Rabu, 12 September 2012

bangkit!


“Enak ya kamu udah dapet sekolah baru. Jadi gak bingung lagi kayak aku.”
“Alhamdulillah.” Jawabku sekenanya.
“Aku udah gak kuat. Aku udah daftar SNMPTN Undangan ternyata ditolak. Aku juga udah ikut tes SNMPTN Tulis, dan malangnya aku ditolak lagi. Nasib nasib.” Lanjutnya tanpa menghiraukan jawabanku yang hanya satu kata tersebut.
Setelah dia, Cindy, berkata seperti itu, aku hanya diam.
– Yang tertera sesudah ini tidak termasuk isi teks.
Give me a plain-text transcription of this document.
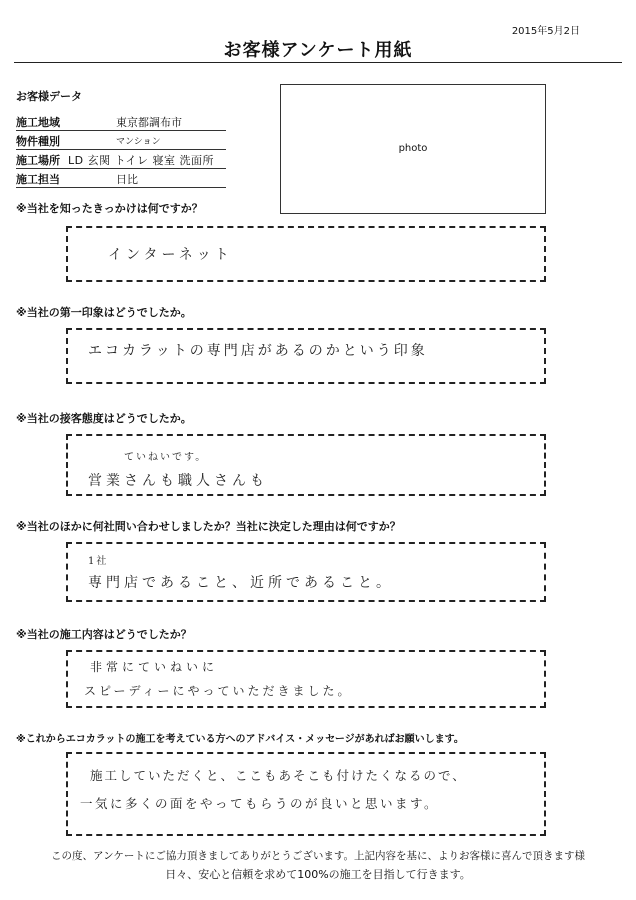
2015年5月2日
お客様アンケート用紙
お客様データ
施工地域	東京都調布市
物件種別	マンション
施工場所 LD 玄関 トイレ 寝室 洗面所
施工担当	日比
photo
※当社を知ったきっかけは何ですか？
インターネット
※当社の第一印象はどうでしたか。
エコカラットの専門店があるのかという印象
※当社の接客態度はどうでしたか。
ていねいです。
営業さんも職人さんも
※当社のほかに何社問い合わせしましたか？当社に決定した理由は何ですか？
1社
専門店であること、近所であること。
※当社の施工内容はどうでしたか？
非常にていねいに
スピーディーにやっていただきました。
※これからエコカラットの施工を考えている方へのアドバイス・メッセージがあればお願いします。
施工していただくと、ここもあそこも付けたくなるので、
一気に多くの面をやってもらうのが良いと思います。
この度、アンケートにご協力頂きましてありがとうございます。上記内容を基に、よりお客様に喜んで頂きます様
日々、安心と信頼を求めて100%の施工を目指して行きます。
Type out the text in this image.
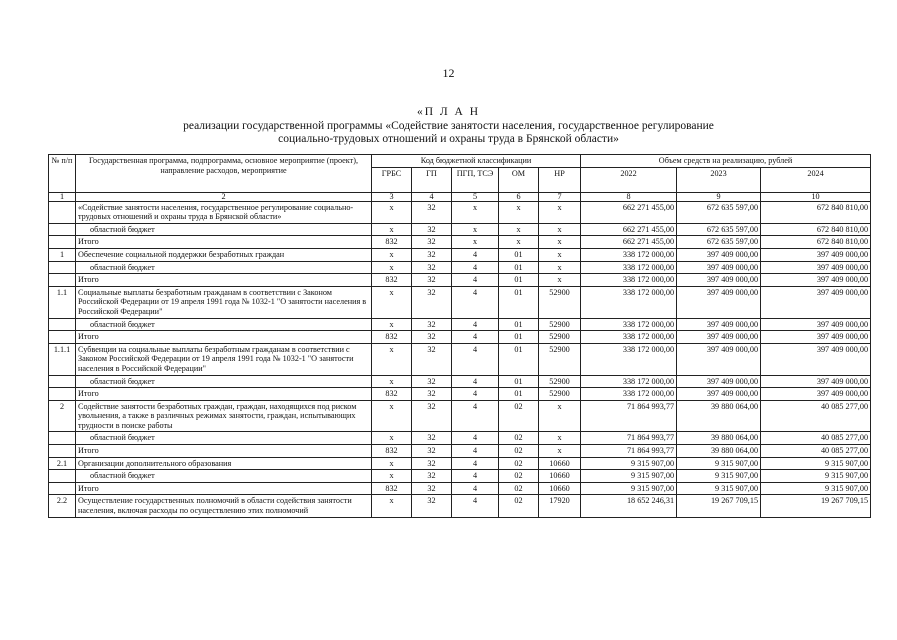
12
«П Л А Н
реализации государственной программы «Содействие занятости населения, государственное регулирование
социально-трудовых отношений и охраны труда в Брянской области»
№ п/п	Государственная программа, подпрограмма, основное мероприятие (проект), направление расходов, мероприятие	Код бюджетной классификации					Объем средств на реализацию, рублей		
		ГРБС	ГП	ПГП, ТСЭ	ОМ	НР	2022	2023	2024
1	2	3	4	5	6	7	8	9	10
	«Содействие занятости населения, государственное регулирование социально-трудовых отношений и охраны труда в Брянской области»	x	32	x	x	x	662 271 455,00	672 635 597,00	672 840 810,00
	областной бюджет	x	32	x	x	x	662 271 455,00	672 635 597,00	672 840 810,00
	Итого	832	32	x	x	x	662 271 455,00	672 635 597,00	672 840 810,00
1	Обеспечение социальной поддержки безработных граждан	x	32	4	01	x	338 172 000,00	397 409 000,00	397 409 000,00
	областной бюджет	x	32	4	01	x	338 172 000,00	397 409 000,00	397 409 000,00
	Итого	832	32	4	01	x	338 172 000,00	397 409 000,00	397 409 000,00
1.1	Социальные выплаты безработным гражданам в соответствии с Законом Российской Федерации от 19 апреля 1991 года № 1032-1 "О занятости населения в Российской Федерации"	x	32	4	01	52900	338 172 000,00	397 409 000,00	397 409 000,00
	областной бюджет	x	32	4	01	52900	338 172 000,00	397 409 000,00	397 409 000,00
	Итого	832	32	4	01	52900	338 172 000,00	397 409 000,00	397 409 000,00
1.1.1	Субвенции на социальные выплаты безработным гражданам в соответствии с Законом Российской Федерации от 19 апреля 1991 года № 1032-1 "О занятости населения в Российской Федерации"	x	32	4	01	52900	338 172 000,00	397 409 000,00	397 409 000,00
	областной бюджет	x	32	4	01	52900	338 172 000,00	397 409 000,00	397 409 000,00
	Итого	832	32	4	01	52900	338 172 000,00	397 409 000,00	397 409 000,00
2	Содействие занятости безработных граждан, граждан, находящихся под риском увольнения, а также в различных режимах занятости, граждан, испытывающих трудности в поиске работы	x	32	4	02	x	71 864 993,77	39 880 064,00	40 085 277,00
	областной бюджет	x	32	4	02	x	71 864 993,77	39 880 064,00	40 085 277,00
	Итого	832	32	4	02	x	71 864 993,77	39 880 064,00	40 085 277,00
2.1	Организации дополнительного образования	x	32	4	02	10660	9 315 907,00	9 315 907,00	9 315 907,00
	областной бюджет	x	32	4	02	10660	9 315 907,00	9 315 907,00	9 315 907,00
	Итого	832	32	4	02	10660	9 315 907,00	9 315 907,00	9 315 907,00
2.2	Осуществление государственных полномочий в области содействия занятости населения, включая расходы по осуществлению этих полномочий	x	32	4	02	17920	18 652 246,31	19 267 709,15	19 267 709,15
Mulutku mati, tapi hati dan telingaku sebenarnya hidup. Aku masih menyimak lantunan yang sejak tadi keluar dari mulutnya. Aku diam bukan berarti aku meremehkan apa yang dia bicarakan tapi lebih karena belum saatnya aku berbicara.
“Aku udah gak kuat banget, Des. Rasanya semangatku buat cari sekolah lagi udah gak ada. Aku udah kecewa sama keadaan.” Raut wajahnya menunjukkan beban yang semakin lama semakin berat. Padahal aku berharap setelah dia bercerita, bebannya semakin berkurang walau hanya sedikit.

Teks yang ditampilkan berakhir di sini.